Hence only a scattering of high-level positions in the Department of Defense are occupied in any sense. It is completely unacceptable that any positions be filled by “acting” personnel.  Military officers are a tightly bound fraternity. They listen to each other first and always want more authority over civilians. There is no assurance they will pay attention to acting personnel in a deeply divided political situation.
The Democratic Party bears the political responsibility for the lack of DOD and State Department confirmations. Its conduct goes beyond “advise and consent.” It amounts to deliberate obstruction of civilian control of the military, and of constitutional conduct of foreign policy.
There is more.
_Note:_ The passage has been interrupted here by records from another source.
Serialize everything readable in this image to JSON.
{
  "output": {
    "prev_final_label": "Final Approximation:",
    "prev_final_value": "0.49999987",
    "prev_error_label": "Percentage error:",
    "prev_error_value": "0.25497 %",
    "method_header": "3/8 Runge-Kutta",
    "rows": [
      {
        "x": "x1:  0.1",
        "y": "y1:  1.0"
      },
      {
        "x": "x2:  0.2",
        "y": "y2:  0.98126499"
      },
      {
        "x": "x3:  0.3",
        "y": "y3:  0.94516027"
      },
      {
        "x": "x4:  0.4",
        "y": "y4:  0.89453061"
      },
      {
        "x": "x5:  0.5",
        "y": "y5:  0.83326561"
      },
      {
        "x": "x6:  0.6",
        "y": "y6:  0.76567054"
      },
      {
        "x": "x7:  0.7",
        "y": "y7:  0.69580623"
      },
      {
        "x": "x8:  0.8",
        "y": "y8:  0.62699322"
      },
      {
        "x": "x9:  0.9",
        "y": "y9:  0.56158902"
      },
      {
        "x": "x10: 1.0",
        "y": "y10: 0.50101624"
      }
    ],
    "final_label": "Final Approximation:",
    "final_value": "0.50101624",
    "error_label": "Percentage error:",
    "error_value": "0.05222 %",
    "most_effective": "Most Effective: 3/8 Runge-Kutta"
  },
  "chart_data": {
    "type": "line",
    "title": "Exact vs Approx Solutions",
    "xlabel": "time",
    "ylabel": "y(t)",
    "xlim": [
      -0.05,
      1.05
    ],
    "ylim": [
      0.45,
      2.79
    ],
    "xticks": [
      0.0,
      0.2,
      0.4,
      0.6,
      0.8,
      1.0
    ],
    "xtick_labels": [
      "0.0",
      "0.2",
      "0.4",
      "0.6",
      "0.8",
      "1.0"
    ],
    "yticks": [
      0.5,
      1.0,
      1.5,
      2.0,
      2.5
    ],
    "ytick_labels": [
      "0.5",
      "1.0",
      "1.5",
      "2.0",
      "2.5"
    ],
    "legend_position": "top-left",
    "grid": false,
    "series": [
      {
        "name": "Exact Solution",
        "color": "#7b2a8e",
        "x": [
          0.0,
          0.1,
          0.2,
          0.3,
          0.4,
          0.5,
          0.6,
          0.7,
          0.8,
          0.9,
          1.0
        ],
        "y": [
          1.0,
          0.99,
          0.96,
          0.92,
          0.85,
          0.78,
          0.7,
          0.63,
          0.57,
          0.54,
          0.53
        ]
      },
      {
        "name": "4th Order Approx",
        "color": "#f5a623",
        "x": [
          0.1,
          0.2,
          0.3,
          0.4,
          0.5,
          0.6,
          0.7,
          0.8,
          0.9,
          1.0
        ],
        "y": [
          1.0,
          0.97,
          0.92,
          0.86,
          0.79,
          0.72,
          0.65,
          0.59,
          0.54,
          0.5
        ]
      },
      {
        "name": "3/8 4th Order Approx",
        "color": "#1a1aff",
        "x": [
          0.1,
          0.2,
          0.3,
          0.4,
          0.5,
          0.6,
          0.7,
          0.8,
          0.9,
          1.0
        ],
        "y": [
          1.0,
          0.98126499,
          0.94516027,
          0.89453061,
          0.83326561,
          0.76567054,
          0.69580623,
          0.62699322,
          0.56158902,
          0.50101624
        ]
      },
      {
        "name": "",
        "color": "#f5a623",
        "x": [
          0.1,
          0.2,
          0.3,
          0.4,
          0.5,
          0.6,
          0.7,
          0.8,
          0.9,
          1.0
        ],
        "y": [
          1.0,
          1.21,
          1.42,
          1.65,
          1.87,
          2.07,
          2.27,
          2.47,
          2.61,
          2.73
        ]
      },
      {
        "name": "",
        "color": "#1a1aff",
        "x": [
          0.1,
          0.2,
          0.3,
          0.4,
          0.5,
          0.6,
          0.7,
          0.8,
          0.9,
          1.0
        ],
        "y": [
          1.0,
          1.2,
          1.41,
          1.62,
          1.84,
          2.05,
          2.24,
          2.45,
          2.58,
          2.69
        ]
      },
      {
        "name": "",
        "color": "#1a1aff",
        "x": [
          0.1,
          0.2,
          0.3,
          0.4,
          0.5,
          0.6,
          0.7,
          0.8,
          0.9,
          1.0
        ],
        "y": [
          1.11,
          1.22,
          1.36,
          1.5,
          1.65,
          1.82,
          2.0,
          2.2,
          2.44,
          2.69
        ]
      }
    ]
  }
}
According to the Daily Beast, a small group of unnamed conservative billionaires wanted to draft James Mattis into the 2016 presidential race to confront Trump. At the time Trump was the prospective Republican nominee. 
John Noonan, a former Jeb Bush aide, was involved in the effort to draft Mattis. Noonan is quoted as saying: “I think a great deal of Republicans would rally behind an American hero if the choice is between Mattis and Trump . . . Trump is a fascist lunatic.”
Now the man who had powerful backers against Trump is Secretary of Defense. The corporate mainstream media as usual gives no coverage to these matters.
The great weight of evidence is that the April 7 missile attack was a silent coup. Foreign policy and control of the military are in hands that are not publicly visible. There is some room for doubt because Trump claimed responsibility for the attack. However, it is difficult to see what else he could have said. If condemnation of the attack is focused on him, questions of main importance are missed.
The forces of regime change have only dug themselves more deeply into a hole. The peoples and countries under attack, Iraq, Palestine, Libya, Afghanistan, and many others will never give up their resistance. Regime change means endless war. The rulers of the United States and the other aggressors are losing their greatest strength: their legitimacy in the eyes of their own people. They have no way out of their dilemma.
David Hungerford is a political activist who lives in New Jersey. His interests include problems of war and peace, and Marxist political economy.